O que a ABRAPO tem constatado é que não existe negociação, nem alternativa. Existem ameaças e tão logo, despejos a qualquer custo, pois, entende o Excelentíssimo juiz que “terra não foi feita pra ser dada a ninguém, mas comprada. E se não tem dinheiro pra comprar, tem que sair mesmo, que vá para a rua”, nas palavras do doutor juiz em audiência de conciliação no dia 06/11/19. Tal postura foi adotada pelo juiz na presença do proprietário do imóvel que tinha a intenção de negociar, do representante da Secretaria de Desenvolvimento Agrário, da Defensoria Pública de Minas Gerais, do Ministério Público, dos representantes do executivo e legislativo da cidade de Matias Cardoso e do INCRA que ressalta-se, por anos prometeu adquirir a Fazenda Calindó para reforma agrária e não o fez, deixando as inúmeras famílias que lá residem à mercê do tempo.

Para a ABRAPO a luta pela Terra é um direito legítimo previsto na Constituição Federal e são os camponeses pobres que de fato dão a destinação social constitucional a propriedade quando ocupam e transformam área improdutiva em área produtiva.

Porém, verificado que a situação fica ainda mais grave, pois, além de não levar em consideração a destinação social da propriedade, já que as reintegrações de posse têm sido deferidas, sistematicamente, após décadas, ignorando que não se tratam de novas ocupações e sim de velhas ocupações que se transformaram em comunidades, gerando riqueza aos municípios, como no caso da Fazenda Calindó e com o respaldo do estado ao levar infraestrutura fornecida pelo Município, pelo Estado e o Governo Federal.

O interesse público, social e coletivo deve prevalecer nessas áreas, prevalecendo outras medidas jurídicas a serem adotadas diversamente da reintegração de posse, como por exemplo, a conversão da medida reintegratória em perdas e danos, nos termos do artigo 627 do CPC.

Há uma falência do programa de Reforma Agrária neste País e por décadas serviu como forma de enganar o povo pobre, pois na essência serviu apenas para manter as relações atrasadas no campo, através do latifúndio que em nosso País prevalece, aumentando ainda mais os conflitos no campo.
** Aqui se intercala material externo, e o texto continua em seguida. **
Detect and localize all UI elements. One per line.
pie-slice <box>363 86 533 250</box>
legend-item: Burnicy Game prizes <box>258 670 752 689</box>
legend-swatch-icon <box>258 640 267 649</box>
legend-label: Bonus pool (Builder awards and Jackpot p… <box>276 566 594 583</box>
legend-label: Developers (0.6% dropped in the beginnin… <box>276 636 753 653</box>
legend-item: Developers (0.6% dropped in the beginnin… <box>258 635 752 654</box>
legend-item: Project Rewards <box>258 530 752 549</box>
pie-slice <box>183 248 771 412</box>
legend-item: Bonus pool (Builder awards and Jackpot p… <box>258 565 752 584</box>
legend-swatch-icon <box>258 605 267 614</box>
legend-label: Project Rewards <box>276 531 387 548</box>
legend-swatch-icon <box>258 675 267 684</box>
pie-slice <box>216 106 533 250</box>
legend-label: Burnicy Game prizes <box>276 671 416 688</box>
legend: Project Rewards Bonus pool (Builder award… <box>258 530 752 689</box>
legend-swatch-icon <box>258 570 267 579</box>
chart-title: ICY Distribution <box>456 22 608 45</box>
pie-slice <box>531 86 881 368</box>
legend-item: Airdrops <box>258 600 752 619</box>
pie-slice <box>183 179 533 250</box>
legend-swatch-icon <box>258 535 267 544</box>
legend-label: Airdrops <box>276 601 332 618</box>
Porém, tal fato não pode servir como argumento jurídico para o deferimento de liminar de reintegração de posse contra famílias que dão de fato destinação social e econômica aos latifúndios, antes improdutivos.

Repudiamos ainda, a forma com que as manifestações dos advogados de defesa dos camponeses, da Defensoria Pública e Ministério Público têm sido analisadas pelo juízo da Vara Agraria, pois diante de importantes manifestações contrárias as reintegrações de posse, têm tido tratadas pelo referido juízo como “mais do mesmo”.

A ABRAPO entende que o Poder Judiciário deve agir de modo a promover políticas públicas de acesso a terra e cumprir com os preceitos constitucionais quando não há superação das desigualdades sociais e prevalência dos direitos do Povo. “A pressão popular é própria do Estado Democrático de Direito e a ação de movimento popular visando a implantar a reforma agrária não deve ser concebida como crime, pois configura direito coletivo, expressão da cidadania e visa concretizar princípio constante da Constituição da República. E o Poder Judiciário não pode ver contornos criminosos na participação em movimentos que buscam o cumprimento de claros dispositivos constitucionais que o tempo vai relegando ao esquecimento, mas que se constituem no fundamento maior de uma reforma agrária que somente será concretizada pela pressão submetida ao Poder Público quando, como acontece, se aliena no cumprimento de normas impositivas outorgadas pela Constituinte de 88 que estabeleceu as regras de conveniência da República brasileira”. (Hélio Bicudo, Tribunal Internacional de Crimes Contra o Latifúndio – Pará).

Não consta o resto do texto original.